Trois ingrédients, une casserole, vingt minutes : voilà la formule qui remplit ma cuisine d’effluves ambrées sans passer par le cube industriel. La base ? Des pelures d’oignon, celles que j’ai longtemps jetées avec les épluchures de légumes avant de comprendre ce qu’elles cachaient. Leur pigment doré, une fois infusé dans l’eau chaude, donne un bouillon qui fait systématiquement demander la recette à table.

Le secret tient dans une molécule : la quercétine.

À retenir
  • Les pelures d’oignon contiennent de la quercétine, un flavonoïde qui donne au bouillon sa couleur ambrée et ses propriétés antioxydantes.
  • La recette ne nécessite que trois ingrédients : pelures d’oignon, eau et sel, prête en 20 minutes sans cube industriel.
  • La quercétine combat l’inflammation, abaisse la tension artérielle et protège la santé cardiovasculaire selon les recherches scientifiques.

Le pigment doré caché dans l’épluchure

La quercétine est un flavonoïde, un pigment végétal responsable des teintes jaune et orangée de nombreuses plantes.

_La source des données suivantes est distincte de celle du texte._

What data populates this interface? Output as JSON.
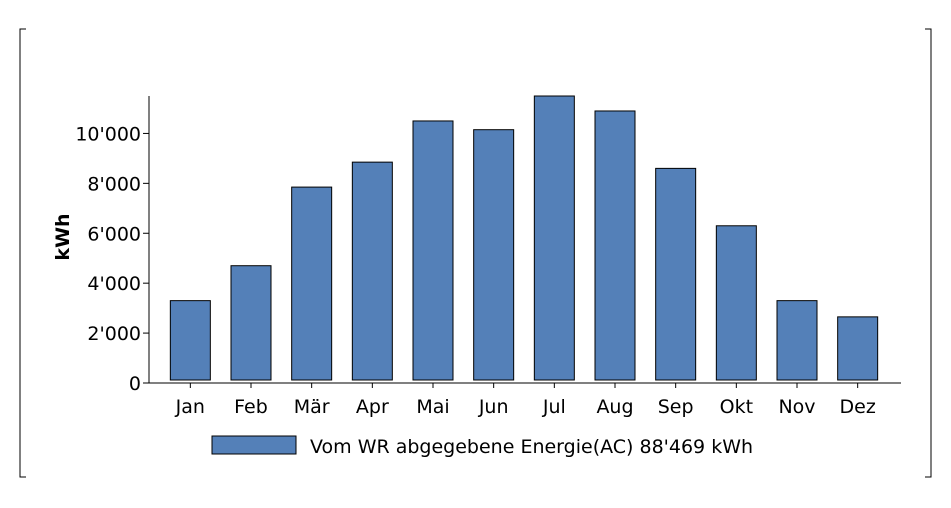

Chez l’oignon, il se loge surtout dans les couches externes du bulbe, celles qu’on retire avant de couper la chair blanche. La peau brune et les couches externes de l’oignon contiennent beaucoup de fibres, de flavonoïdes et d’antioxydants, mais aussi des vitamines A, C et E qui protègent les globules rouges des radicaux libres. L’oignon jaune (49,78 mg/100 g) et l’oignon rouge (127 mg/100 g) sont les principaux contributeurs aux apports quotidiens en quercétine.

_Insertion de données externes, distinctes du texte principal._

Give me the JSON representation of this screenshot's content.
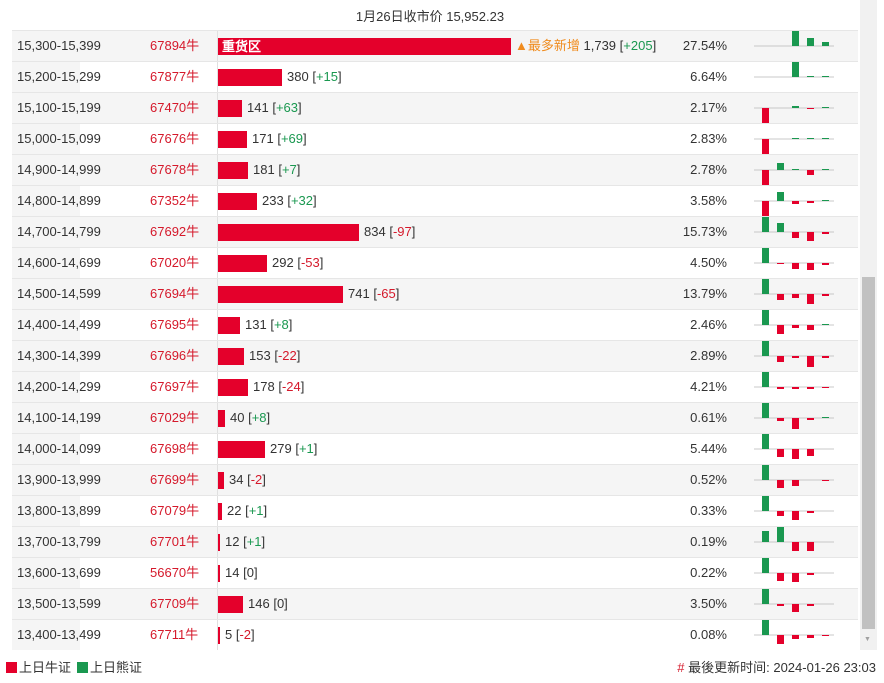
{
  "title": "1月26日收市价 15,952.23",
  "hot_label": "重货区",
  "hot_tag": "▲最多新增",
  "colors": {
    "bull": "#e4002b",
    "bear": "#1a9850",
    "hot": "#f08c1f"
  },
  "max_count": 1739,
  "rows": [
    {
      "range": "15,300-15,399",
      "code": "67894牛",
      "count": "1,739",
      "n": 1739,
      "change": "+205",
      "pct": "27.54%",
      "mini": [
        0,
        0,
        15,
        8,
        4
      ]
    },
    {
      "range": "15,200-15,299",
      "code": "67877牛",
      "count": "380",
      "n": 380,
      "change": "+15",
      "pct": "6.64%",
      "mini": [
        0,
        0,
        15,
        1,
        1
      ]
    },
    {
      "range": "15,100-15,199",
      "code": "67470牛",
      "count": "141",
      "n": 141,
      "change": "+63",
      "pct": "2.17%",
      "mini": [
        -15,
        0,
        2,
        -1,
        1
      ]
    },
    {
      "range": "15,000-15,099",
      "code": "67676牛",
      "count": "171",
      "n": 171,
      "change": "+69",
      "pct": "2.83%",
      "mini": [
        -15,
        0,
        1,
        1,
        1
      ]
    },
    {
      "range": "14,900-14,999",
      "code": "67678牛",
      "count": "181",
      "n": 181,
      "change": "+7",
      "pct": "2.78%",
      "mini": [
        -15,
        7,
        1,
        -5,
        1
      ]
    },
    {
      "range": "14,800-14,899",
      "code": "67352牛",
      "count": "233",
      "n": 233,
      "change": "+32",
      "pct": "3.58%",
      "mini": [
        -15,
        9,
        -3,
        -2,
        1
      ]
    },
    {
      "range": "14,700-14,799",
      "code": "67692牛",
      "count": "834",
      "n": 834,
      "change": "-97",
      "pct": "15.73%",
      "mini": [
        15,
        9,
        -6,
        -9,
        -2
      ]
    },
    {
      "range": "14,600-14,699",
      "code": "67020牛",
      "count": "292",
      "n": 292,
      "change": "-53",
      "pct": "4.50%",
      "mini": [
        15,
        -1,
        -6,
        -7,
        -2
      ]
    },
    {
      "range": "14,500-14,599",
      "code": "67694牛",
      "count": "741",
      "n": 741,
      "change": "-65",
      "pct": "13.79%",
      "mini": [
        15,
        -6,
        -4,
        -10,
        -2
      ]
    },
    {
      "range": "14,400-14,499",
      "code": "67695牛",
      "count": "131",
      "n": 131,
      "change": "+8",
      "pct": "2.46%",
      "mini": [
        15,
        -9,
        -3,
        -5,
        1
      ]
    },
    {
      "range": "14,300-14,399",
      "code": "67696牛",
      "count": "153",
      "n": 153,
      "change": "-22",
      "pct": "2.89%",
      "mini": [
        15,
        -6,
        -2,
        -11,
        -2
      ]
    },
    {
      "range": "14,200-14,299",
      "code": "67697牛",
      "count": "178",
      "n": 178,
      "change": "-24",
      "pct": "4.21%",
      "mini": [
        15,
        -2,
        -2,
        -2,
        -1
      ]
    },
    {
      "range": "14,100-14,199",
      "code": "67029牛",
      "count": "40",
      "n": 40,
      "change": "+8",
      "pct": "0.61%",
      "mini": [
        15,
        -3,
        -11,
        -2,
        1
      ]
    },
    {
      "range": "14,000-14,099",
      "code": "67698牛",
      "count": "279",
      "n": 279,
      "change": "+1",
      "pct": "5.44%",
      "mini": [
        15,
        -8,
        -10,
        -7,
        0
      ]
    },
    {
      "range": "13,900-13,999",
      "code": "67699牛",
      "count": "34",
      "n": 34,
      "change": "-2",
      "pct": "0.52%",
      "mini": [
        15,
        -8,
        -6,
        0,
        -1
      ]
    },
    {
      "range": "13,800-13,899",
      "code": "67079牛",
      "count": "22",
      "n": 22,
      "change": "+1",
      "pct": "0.33%",
      "mini": [
        15,
        -5,
        -9,
        -2,
        0
      ]
    },
    {
      "range": "13,700-13,799",
      "code": "67701牛",
      "count": "12",
      "n": 12,
      "change": "+1",
      "pct": "0.19%",
      "mini": [
        11,
        15,
        -9,
        -9,
        0
      ]
    },
    {
      "range": "13,600-13,699",
      "code": "56670牛",
      "count": "14",
      "n": 14,
      "change": "0",
      "pct": "0.22%",
      "mini": [
        15,
        -8,
        -9,
        -2,
        0
      ]
    },
    {
      "range": "13,500-13,599",
      "code": "67709牛",
      "count": "146",
      "n": 146,
      "change": "0",
      "pct": "3.50%",
      "mini": [
        15,
        -2,
        -8,
        -2,
        0
      ]
    },
    {
      "range": "13,400-13,499",
      "code": "67711牛",
      "count": "5",
      "n": 5,
      "change": "-2",
      "pct": "0.08%",
      "mini": [
        15,
        -9,
        -4,
        -3,
        -1
      ]
    }
  ],
  "legend": {
    "bull": "上日牛证",
    "bear": "上日熊证"
  },
  "updated": {
    "hash": "#",
    "label": "最後更新时间:",
    "value": "2024-01-26 23:03"
  }
}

Faire bouillir les oignons réduit de 30 % leur teneur en quercétine, qui passe dans l’eau de cuisson. Pour une fois, cette fuite est une bonne nouvelle : c’est exactement ce qui donne au bouillon sa couleur et son goût.

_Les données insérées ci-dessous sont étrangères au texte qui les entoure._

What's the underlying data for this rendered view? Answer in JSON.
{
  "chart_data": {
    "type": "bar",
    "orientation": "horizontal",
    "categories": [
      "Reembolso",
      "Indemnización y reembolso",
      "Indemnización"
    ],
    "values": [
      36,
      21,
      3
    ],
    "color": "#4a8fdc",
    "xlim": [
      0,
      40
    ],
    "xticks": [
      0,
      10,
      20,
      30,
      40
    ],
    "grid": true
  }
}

Résultat : une teinte ambrée obtenue sans safran ni colorant.

La recette en 20 minutes, trois ingrédients seulement

Pas de bouillon cube, pas de liste de courses à rallonge : trois éléments suffisent, et deux traînent déjà dans le compost. La préparation tient en une phrase, ou presque.

  • Les pelures d’un bon oignon, idéalement jaune ou rouge, bio si possible
  • Un litre d’eau
  • Une pincée de gros sel

Les pelures rincées sont plongées directement dans l’eau froide, portée ensuite à ébullition. Dès les premiers frémissements, le feu redescend et le bouillon infuse à couvert pendant 15 à 20 minutes, le temps que la couleur transparente de l’eau se transforme en un jaune cuivré. Il ne reste qu’à filtrer et à saler, ou à laisser infuser une gousse d’ail ou une feuille de laurier pour ceux qui veulent pousser le goût plus loin.

Vingt minutes chrono, pas une de plus.

Bienfaits, précautions et variantes gourmandes

Au-delà de la couleur, la quercétine intéresse les chercheurs pour ses effets potentiels sur l’organisme. Elles sont en effet riches en quercétine, un phyto-nutriment du type polyphénol-flavonoïde qui combat l’inflammation, abaisse la tension artérielle, prévient la formation de plaques dans les artères et garde le cœur en bonne santé d’après les dernières recherches des scientifiques notamment espagnols. Un bol de ce bouillon ne remplace aucun traitement, mais valorise des composés que l’industrie jette d’habitude. La dose reste modeste face aux extraits de laboratoire, mais elle s’additionne au fil des repas.

La prudence reste de mise pour certains profils. La quercétine peut modifier l’effet de certains médicaments, notamment anticoagulants ou traitements pour la tension.

Les pelures de carotte, les fanes de poireau ou une écorce de céleri complètent parfaitement ce bouillon sans en changer la couleur dorée. Congelées dans un bac à glaçons, les pelures d’oignon se gardent plusieurs mois et permettent de lancer la recette sans attendre d’en accumuler assez. Chez moi, un simple sac au congélateur suffit à ne plus jamais racheter de bouillon industriel.